Bringing Knowledge to Three Billion People Through Frugal Innovation
(Targeted News Service Via Acquire Media NewsEdge) BRAMPTON, Ontario, Feb. 20 -- Sheridan College issued the following news release:
In a packed classroom last week, students from Sheridan's Systems Analyst, Computer Software Development & Network Engineering, and Business programs gathered to hear Suneet Singh Tuli - CEO of DATAWIND -- outline his company's vision to leverage affordability and educational opportunities to equalize access to the Internet for billions of people around the world.
DATAWIND is the maker of the Ubislate/Aakash tablet, which is grabbing headlines for its unbelievably low price. In Canada, its models range between $38-$130 - well below the cost of even the most basic Apple or Samsung tablets. While the price point is key to the company's strategy, Tuli explained how his product is not competing with the iPad or the Galaxy - nor is he trying to undercut the competition.
"There are five billion people with cell phones in the world today - but only two billion people use the Internet. We're creating a solution to bring the three billion person gap online," said Tuli. "Two-thirds of the world lives on less than $200 per month of income. If a tablet costs two-three months' salary, it's out of reach." To put this in perspective, Tuli noted that the average salary in Canada is $4,000/month. "Imagine if tablets here cost $8,000. The adoption would be miniscule."

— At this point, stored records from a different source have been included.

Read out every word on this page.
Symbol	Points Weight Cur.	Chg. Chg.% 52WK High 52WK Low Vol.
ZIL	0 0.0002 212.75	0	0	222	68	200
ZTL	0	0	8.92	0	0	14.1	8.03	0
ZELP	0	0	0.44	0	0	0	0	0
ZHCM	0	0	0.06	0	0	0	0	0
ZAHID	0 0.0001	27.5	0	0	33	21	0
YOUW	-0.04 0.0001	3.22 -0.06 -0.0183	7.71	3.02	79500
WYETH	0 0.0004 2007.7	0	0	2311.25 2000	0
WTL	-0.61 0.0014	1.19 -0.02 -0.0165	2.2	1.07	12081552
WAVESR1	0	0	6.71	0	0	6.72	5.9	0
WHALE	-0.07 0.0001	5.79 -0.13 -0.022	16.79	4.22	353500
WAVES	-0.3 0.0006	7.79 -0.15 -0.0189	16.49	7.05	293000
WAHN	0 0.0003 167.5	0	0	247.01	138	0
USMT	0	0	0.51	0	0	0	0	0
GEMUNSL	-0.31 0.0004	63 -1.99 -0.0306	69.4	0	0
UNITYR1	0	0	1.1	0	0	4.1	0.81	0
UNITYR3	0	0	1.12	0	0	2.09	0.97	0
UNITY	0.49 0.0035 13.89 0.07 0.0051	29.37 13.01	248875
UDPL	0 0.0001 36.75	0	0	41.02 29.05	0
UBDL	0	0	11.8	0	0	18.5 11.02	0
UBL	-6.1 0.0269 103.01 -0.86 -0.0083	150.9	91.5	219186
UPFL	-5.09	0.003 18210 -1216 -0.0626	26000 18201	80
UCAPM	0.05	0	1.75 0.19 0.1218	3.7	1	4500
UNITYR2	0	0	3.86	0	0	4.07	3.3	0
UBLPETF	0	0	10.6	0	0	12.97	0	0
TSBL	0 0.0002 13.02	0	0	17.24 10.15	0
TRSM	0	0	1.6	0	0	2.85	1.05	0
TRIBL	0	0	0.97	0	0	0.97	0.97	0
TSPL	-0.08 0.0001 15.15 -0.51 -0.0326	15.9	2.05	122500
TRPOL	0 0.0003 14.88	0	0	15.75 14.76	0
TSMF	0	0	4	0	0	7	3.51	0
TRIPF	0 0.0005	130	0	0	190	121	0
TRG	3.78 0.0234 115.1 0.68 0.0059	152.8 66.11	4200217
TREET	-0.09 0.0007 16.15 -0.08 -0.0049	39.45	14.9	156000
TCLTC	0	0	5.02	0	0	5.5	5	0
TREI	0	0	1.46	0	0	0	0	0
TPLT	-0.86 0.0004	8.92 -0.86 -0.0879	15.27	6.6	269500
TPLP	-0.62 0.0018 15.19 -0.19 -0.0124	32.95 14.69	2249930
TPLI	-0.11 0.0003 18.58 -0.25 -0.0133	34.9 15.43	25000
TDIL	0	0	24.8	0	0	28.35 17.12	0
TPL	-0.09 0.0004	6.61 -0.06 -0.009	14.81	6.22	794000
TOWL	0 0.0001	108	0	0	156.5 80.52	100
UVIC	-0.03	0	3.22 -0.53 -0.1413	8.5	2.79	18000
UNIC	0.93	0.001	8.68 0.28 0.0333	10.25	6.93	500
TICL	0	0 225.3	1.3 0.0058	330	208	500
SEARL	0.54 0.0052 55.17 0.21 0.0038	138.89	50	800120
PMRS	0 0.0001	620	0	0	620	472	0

DATAWIND's customer, said Tuli, are the rickshaw drivers, small business owners, and education ministries in developing nations, like his country of origin - India. "Education is driving the adoption to the Internet," says Tuli. "There are 140 million students in India between kindergarten and grade 12 who are not in school. That's over three times the population of Canada. Test scores also show that math scores drop the further you leave metropolitan areas. As much as one-third of the schools in rural India have no teachers. The best teachers are attracted to the big cities - this is something that exists everywhere. We see it in Canada with our native communities in the north."
Tuli's answer is affordable access to the Internet to implement the notion of the flipped classroom. "Rather than being an orator who delivers a lecture, the teacher is a coach who resolves issues and discusses ideas after students have watched lectures in advance on their devices. Internet access eliminates the mediocre teacher and brings knowledge to places where teachers don't want to work."
With this goal in mind, DATAWIND set out to determine what its customers need and how to develop a suitable product for under $50 per unit. "The latest industry standard is irrelevant," said Tuli. "My customer doesn't understand what a dual or quad core processor is. What's important is the ability to get on the web fast, run basic apps, and have high quality video. The screen and camera resolution aren't meant to be the same as the iPad. We are creating the first tier of computer for the customer who can't imagine buying an Apple or Samsung tablet."
The technology DATAWIND has created to meet this need has received 18 U.S. patents. "It lets us offer Internet access for a fraction of the cost and where permissible, we try and bundle it for free with the product . The networks in developing countries are congested and slow. Web pages take a long time to download - not because of the photos - but because of the instruction set-- everything that supports the page. By pre-processing and pre-rendering, we reduce the size of the page by factors of 30x but retain the look and the functionality. Not only do pages download faster, but data consumption drops too - so much so, that we can offset it with advertising and offer cheap Internet access."
To succeed in its quest for affordability, DATAWIND also re-envisioned the traditional business model and distribution system. Hardware becomes part of the profit margin, also network access. The company sells directly to the consumer and is particular about including only the functionality their customers require. Advertising is an essential revenue stream, as is content. "But instead of thinking about angry birds as the next killer app, what if you created apps that teach people about dispute resolution or empowerment?" asked Tuli.
To do that, DATAWIND launched a contest last year in conjunction with the United Nations called Apps to Empower. One of the three global winners was Anshul Goyal, a first year student at Sheridan College, who was honoured by Tuli at the start of the lecture. Goyal's app called "My Rights" aims to help people in India learn about all of the social services and grants available to them. Goyal created that app because he says that women in India sometimes only know what they hear at home or school. The app lets people find out for themselves about all the opportunities available. Goyal also wanted to create a way to get around the culture of middle-men in India who hold knowledge and charge for it.
Tuli announced that he is planning on running another 30-40 similar contests around the world for socially-responsible apps this year, with a commitment to pre-install the winning five apps on all the devices produced by DATAWIND. "If we have a bad year, we'll put out a million devices. Think of how many apps get a million downloads? It's miniscule. If you can achieve that, you can get funded out of the Silicon Valley at a moment's notice."
DATAWIND is now working with 13 different countries in South East Asia, Latin America, Africa, North America, and Western Europe where the company's concept has caught hold. "The next three billion people will get on the Internet in three-five years or less," said Tuli. "That's where the next big opportunities are. It's not in the hardware. It's in the apps and the solutions."